If you’ve just discovered dstask, I recommend the README file which contains everything you need to know!
I’ve been using taskwarrior (which I still maintain is excellent) to track what I have to do on a daily basis. It as served me well, working as a mental-offload both at work and at home. I also used it to produce a log of what I’ve been doing at work, which is useful for catchup meetings.
However, after some time using it there were a few things that I didn’t like:
Contexts apply to the task list, but not when adding new tasks. This means that it is necessary to type the context with every task add, for example task add project:backend +work +bug fix 500 internal server error.
Contexts have to be defined in the configuration, rather than on-the-fly. I tend to use many different, mostly temporary contexts so reconfiguring every time is a pain.

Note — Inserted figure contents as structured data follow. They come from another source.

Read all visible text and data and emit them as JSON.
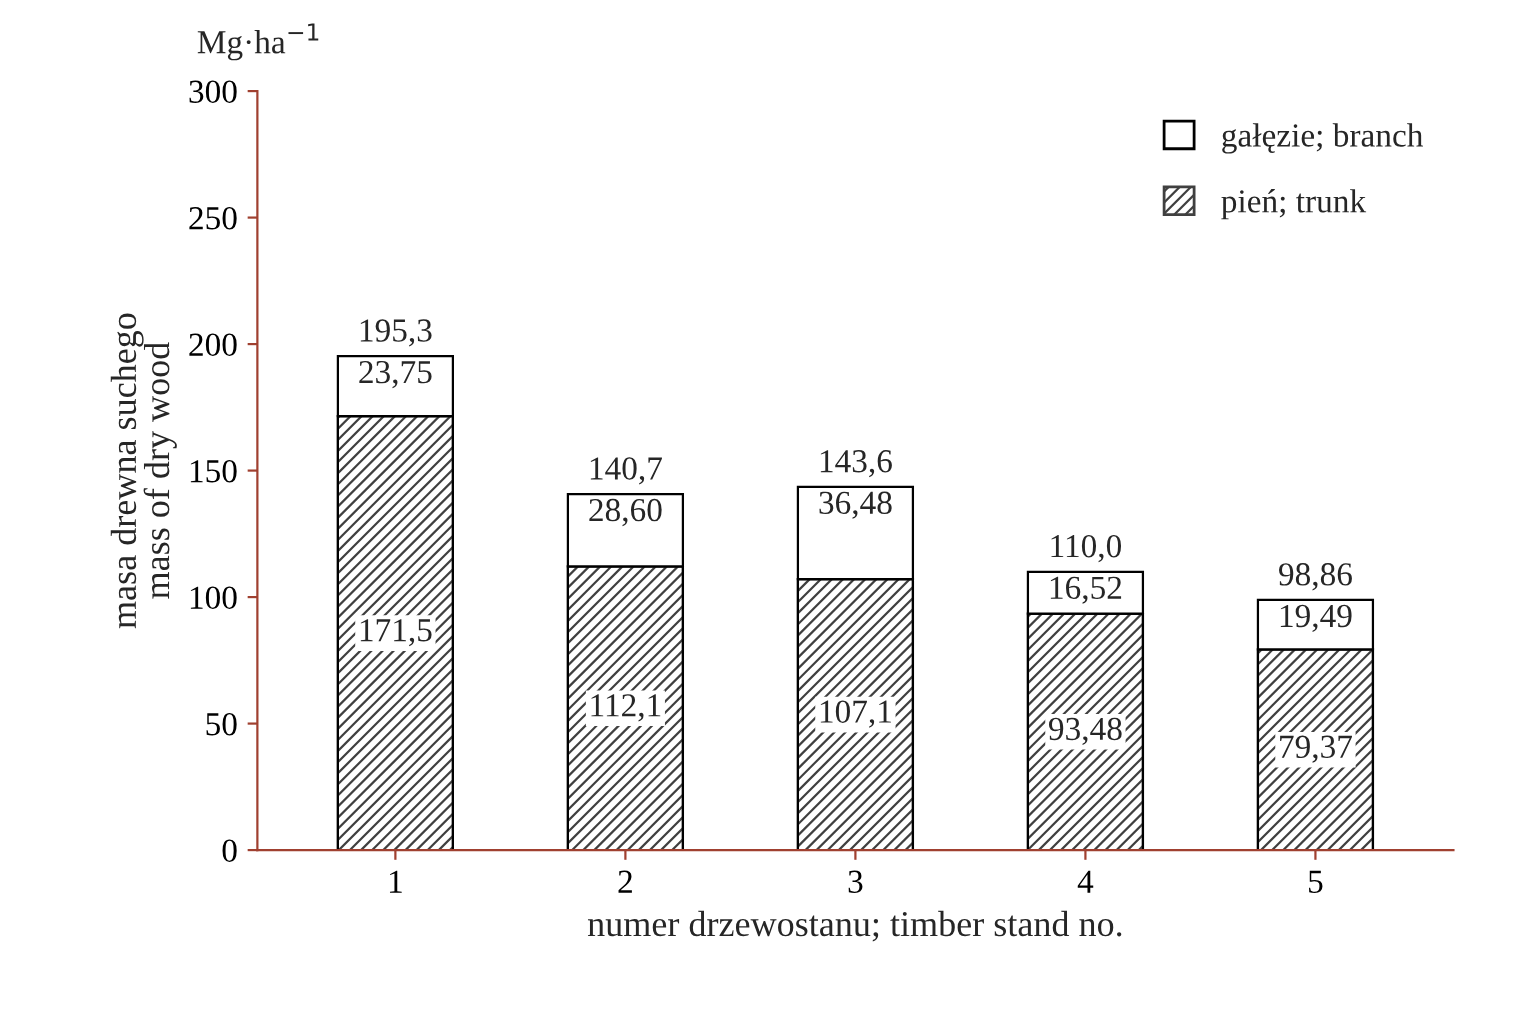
{
  "chart_data": {
    "type": "bar",
    "stacked": true,
    "xlabel": "numer drzewostanu; timber stand no.",
    "ylabel": "masa drewna suchego\nmass of dry wood",
    "annotations": [
      "Mg·ha$^{−1}$"
    ],
    "categories": [
      "1",
      "2",
      "3",
      "4",
      "5"
    ],
    "series": [
      {
        "name": "pień; trunk",
        "color": "#404040",
        "values": [
          171.5,
          112.1,
          107.1,
          93.48,
          79.37
        ],
        "value_labels": [
          "171,5",
          "112,1",
          "107,1",
          "93,48",
          "79,37"
        ]
      },
      {
        "name": "gałęzie; branch",
        "color": "#ffffff",
        "values": [
          23.75,
          28.6,
          36.48,
          16.52,
          19.49
        ],
        "value_labels": [
          "23,75",
          "28,60",
          "36,48",
          "16,52",
          "19,49"
        ]
      }
    ],
    "totals": [
      "195,3",
      "140,7",
      "143,6",
      "110,0",
      "98,86"
    ],
    "ylim": [
      0,
      300
    ],
    "yticks": [
      0,
      50,
      100,
      150,
      200,
      250,
      300
    ],
    "grid": false,
    "legend": "top right"
  }
}
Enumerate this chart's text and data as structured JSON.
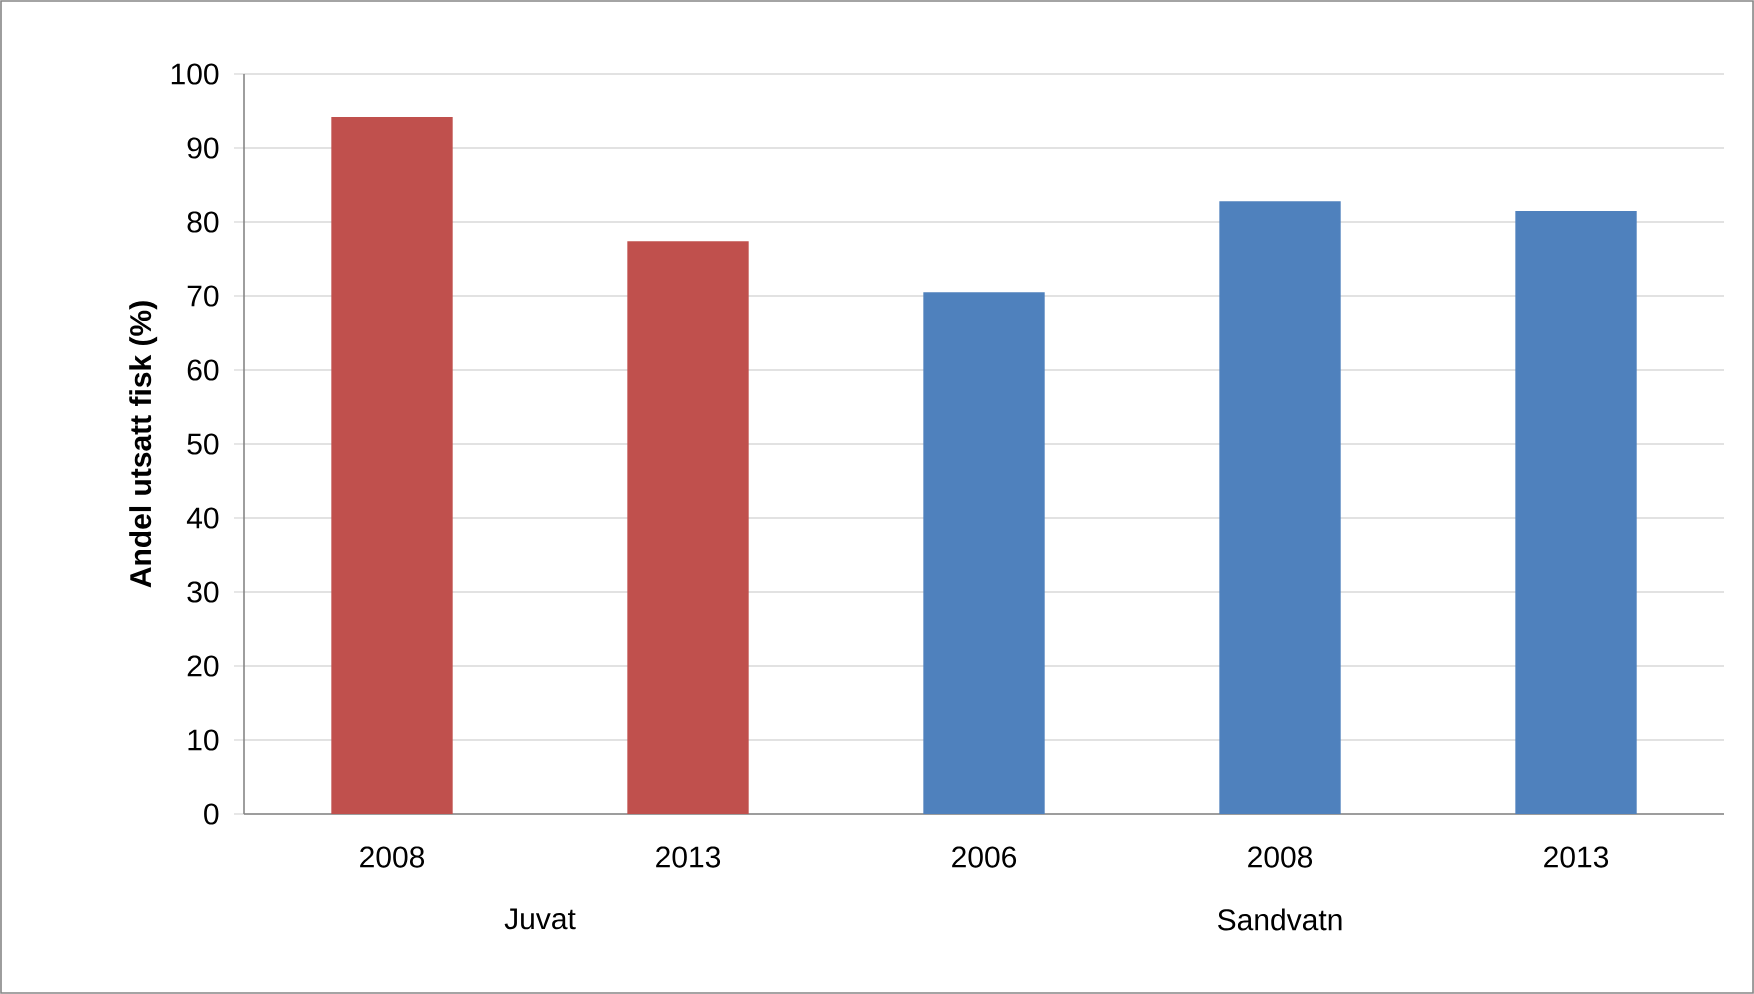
{
  "chart_data": {
    "type": "bar",
    "ylabel": "Andel utsatt fisk (%)",
    "categories": [
      "2008",
      "2013",
      "2006",
      "2008",
      "2013"
    ],
    "values": [
      94.2,
      77.4,
      70.5,
      82.8,
      81.5
    ],
    "colors": [
      "#c0504d",
      "#c0504d",
      "#4f81bd",
      "#4f81bd",
      "#4f81bd"
    ],
    "annotations": [
      "Juvat",
      "Sandvatn"
    ],
    "ylim": [
      0,
      100
    ],
    "yticks": [
      0,
      10,
      20,
      30,
      40,
      50,
      60,
      70,
      80,
      90,
      100
    ],
    "grid": "y"
  }
}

Synchronisation depends on running a taskserver and setting up a PKI. Whilst this works, I’d rather not have to maintain such a service and keys. I’d rather use git like I use for my blog (hugo), my passwords (password-store.org) and my notes.
The table view breaks if any task description is too long
There is no way of indicating paused tasks
There were several things I did like about taskwarrior:
Its CLI interface, and task view
It’s prioritisation, tagging and project system
The various task reports
Being able to mark tasks as active – It’s useful to record what I’m currently working on to resume after lumch or the next day
I decided to write dstask after encountering the issues. Dstask is much the same as taskwarrior, except:
Contexts are automatically applied to new tasks
Contexts don’t need to be predefined
It uses YAML files and git for data storage
There’s only one colour theme, and a few time based filters
Priorities are added by the keywords P0P1P2P3. Lower number is more urgent. There is a default, P2.
It’s written in Go, for easy cross-platform static executables
Table rendering is more stable
The open command, which looks for URLs within a task and opens them in the browser, like taskopen
Tasks which are started then stopped are marked as pause
Using git for data storage means that synchronisation, resolving merge conflicts and undo support are all implemented with little effort. Dstask’s context system means it’s easier to focus.